Fault Line is a role-playing game adventure published by TSR in 1985 for the Marvel Super Heroes role-playing game.

==Contents==
Fault Line is a scenario in which Spider-Man, Captain America, the Wasp, and the Black Knight have a limited amount of time to save New York City from being destroyed by an earthquake.

==Publication history==
MH8 Fault Line was written by Kim Eastland, and was published by TSR, Inc., in 1985 as a 16-page book, a large color map, and an outer folder.

==Reviews==

"Fault Line" by Kim Eastman ranks as one of the best modules for TSR's classic Marvel Super Heroes RPG. Featuring Spiderman and three Avengers (Captain America, Wasp and Black Knight), the game pits the heroes up against a mastermind (pun fully intended) and the stakes are high.
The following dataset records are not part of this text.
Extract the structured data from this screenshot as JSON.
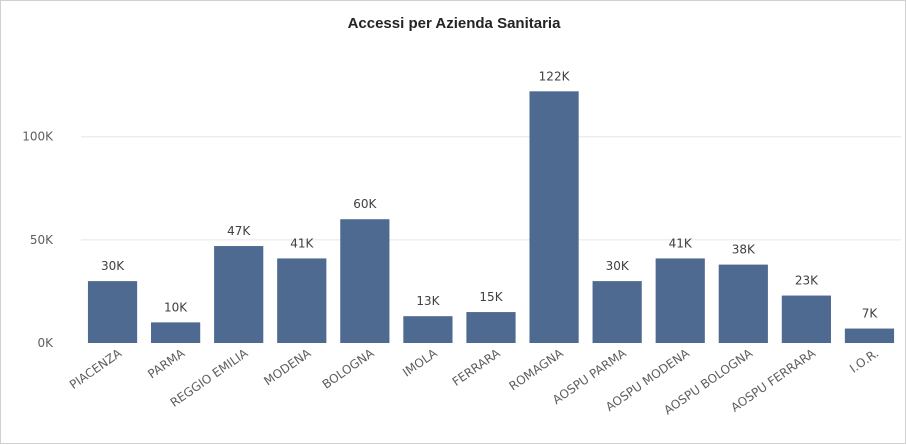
{
  "chart_data": {
    "type": "bar",
    "title": "Accessi per Azienda Sanitaria",
    "categories": [
      "PIACENZA",
      "PARMA",
      "REGGIO EMILIA",
      "MODENA",
      "BOLOGNA",
      "IMOLA",
      "FERRARA",
      "ROMAGNA",
      "AOSPU PARMA",
      "AOSPU MODENA",
      "AOSPU BOLOGNA",
      "AOSPU FERRARA",
      "I.O.R."
    ],
    "values": [
      30000,
      10000,
      47000,
      41000,
      60000,
      13000,
      15000,
      122000,
      30000,
      41000,
      38000,
      23000,
      7000
    ],
    "data_labels": [
      "30K",
      "10K",
      "47K",
      "41K",
      "60K",
      "13K",
      "15K",
      "122K",
      "30K",
      "41K",
      "38K",
      "23K",
      "7K"
    ],
    "yticks": [
      0,
      50000,
      100000
    ],
    "ytick_labels": [
      "0K",
      "50K",
      "100K"
    ],
    "ylim": [
      0,
      127000
    ],
    "xlabel": "",
    "ylabel": "",
    "grid": true,
    "bar_color": "#4e6a91"
  }
}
The module is far less structured than most relying on a series of incidents and a timetable so GMs who aren't flexible might have problems with it. But there's far more to the module. It includes a map which connects with the one included in the box set and detailed descriptions of the stores included on it. There are also plenty of stand-up cardboard figures of heroes, villains and NPCs as well. A must have for anyone playing the old TSR game after more than three decades.